The Tea House project is being funded through a grant from the Pontifical Mission (www.pontificalmission-jerusalem.org), the papal agency for Middle East relief and development. The Mission has offices in Jerusalem and is thus familiar with the multiple reasons for creating such a center.
The Occupation and the “peace process” have not removed the numerous Checkpoints and other constraints placed on Palestinians. Rural villages are becoming isolated by the restrictions on mobility and residents are losing knowledge of or pride in their own culture and history. The economy has been shattered, unemployment is high (39% among Birzeit’s youth), local talent is leaving, and many Palestinians, especially the young, are feeling hopeless, separated from their cultural roots, and increasingly radicalized.

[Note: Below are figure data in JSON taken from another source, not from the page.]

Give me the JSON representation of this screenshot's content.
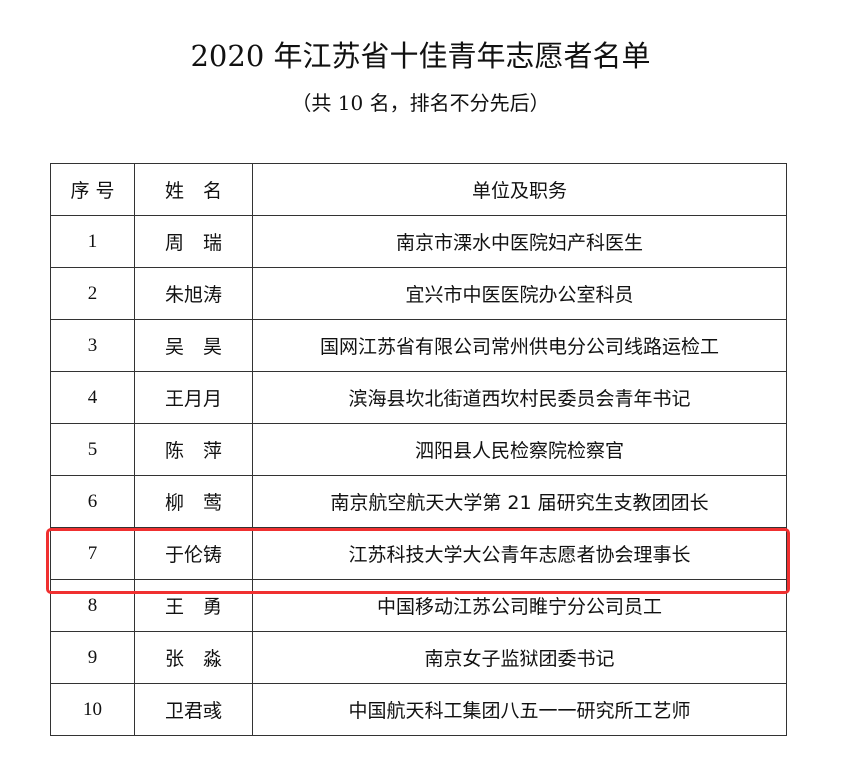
{
  "document": {
    "title": "2020 年江苏省十佳青年志愿者名单",
    "subtitle": "（共 10 名，排名不分先后）"
  },
  "table": {
    "headers": [
      "序 号",
      "姓　名",
      "单位及职务"
    ],
    "rows": [
      [
        "1",
        "周　瑞",
        "南京市溧水中医院妇产科医生"
      ],
      [
        "2",
        "朱旭涛",
        "宜兴市中医医院办公室科员"
      ],
      [
        "3",
        "吴　昊",
        "国网江苏省有限公司常州供电分公司线路运检工"
      ],
      [
        "4",
        "王月月",
        "滨海县坎北街道西坎村民委员会青年书记"
      ],
      [
        "5",
        "陈　萍",
        "泗阳县人民检察院检察官"
      ],
      [
        "6",
        "柳　莺",
        "南京航空航天大学第 21 届研究生支教团团长"
      ],
      [
        "7",
        "于伦铸",
        "江苏科技大学大公青年志愿者协会理事长"
      ],
      [
        "8",
        "王　勇",
        "中国移动江苏公司睢宁分公司员工"
      ],
      [
        "9",
        "张　淼",
        "南京女子监狱团委书记"
      ],
      [
        "10",
        "卫君彧",
        "中国航天科工集团八五一一研究所工艺师"
      ]
    ],
    "highlighted_row": "7",
    "highlight_color": "#f03030"
  }
}
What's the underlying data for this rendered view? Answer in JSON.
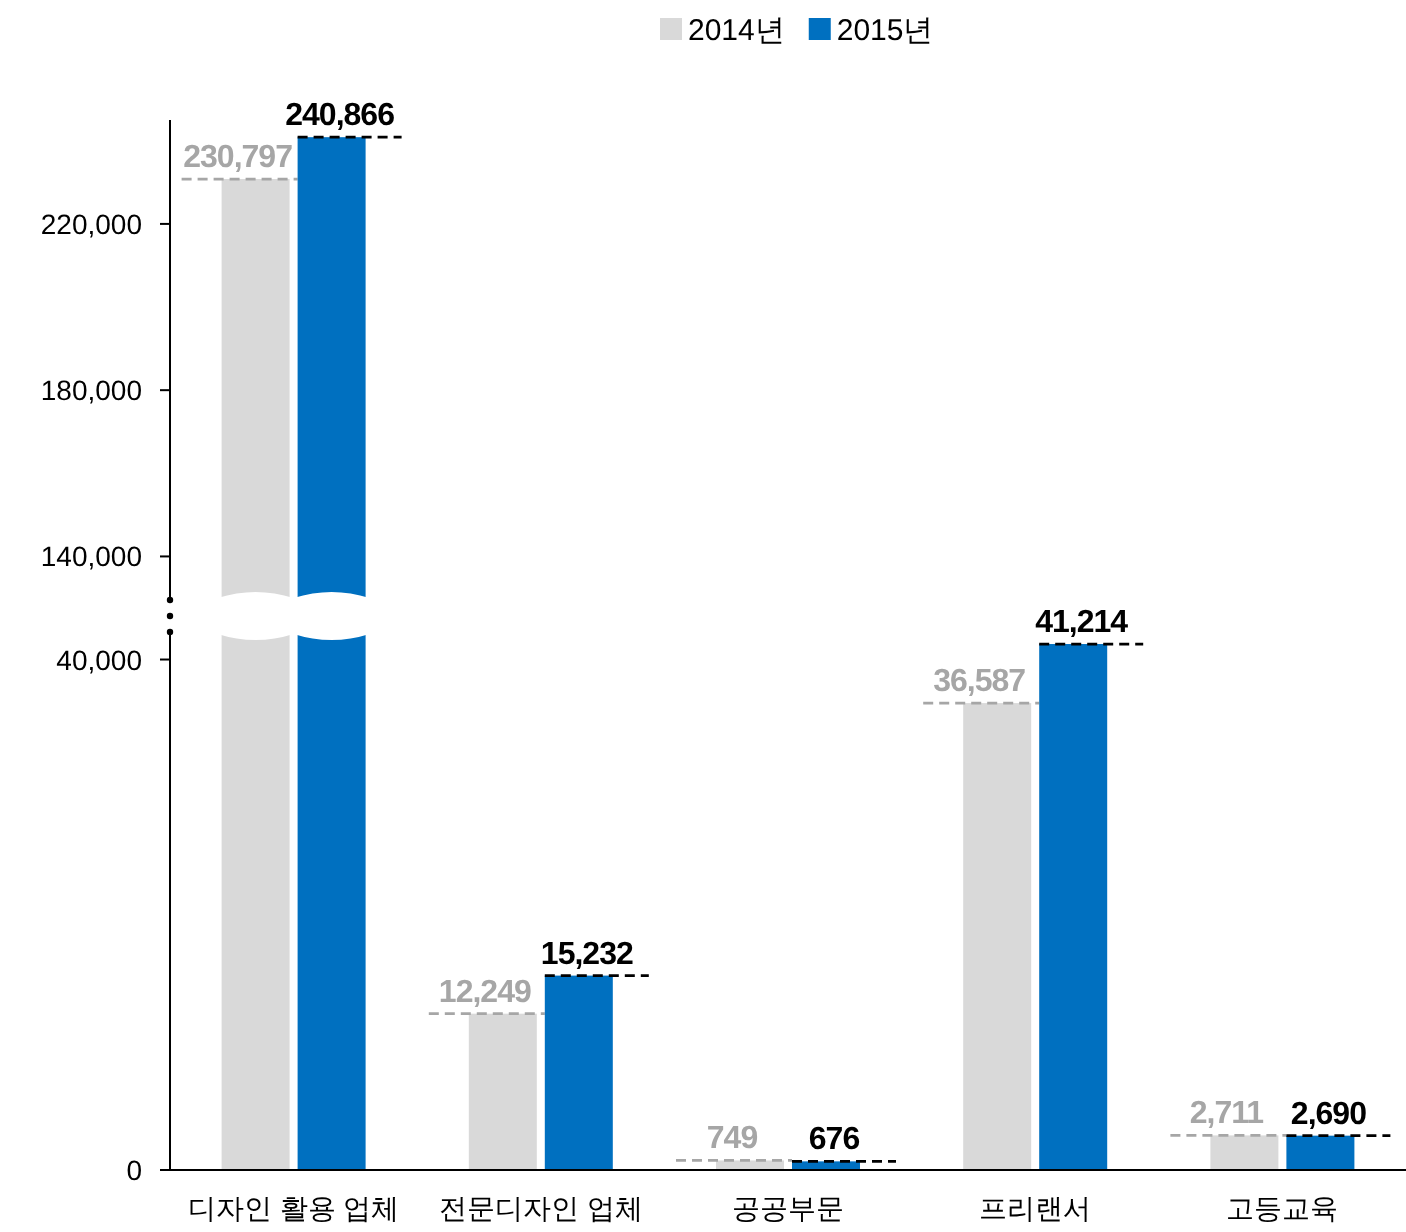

The Tea House will produce tangible results designed to help overcome the Occupation’s disastrous impact – the mosaics, the herbs and herbal drinks, the income generation, a rehabilitated building. But there will be intangible assets of equal importance. It will inspire young artists to create their own styles and contemporary messages, it will build self-respect in unemployed youth when they gain the skills necessary for a career, and it will nurture a sense of pride among young girls and boys, and their families, in re-discovering, preserving and passing on the cultural heritage of their homeland.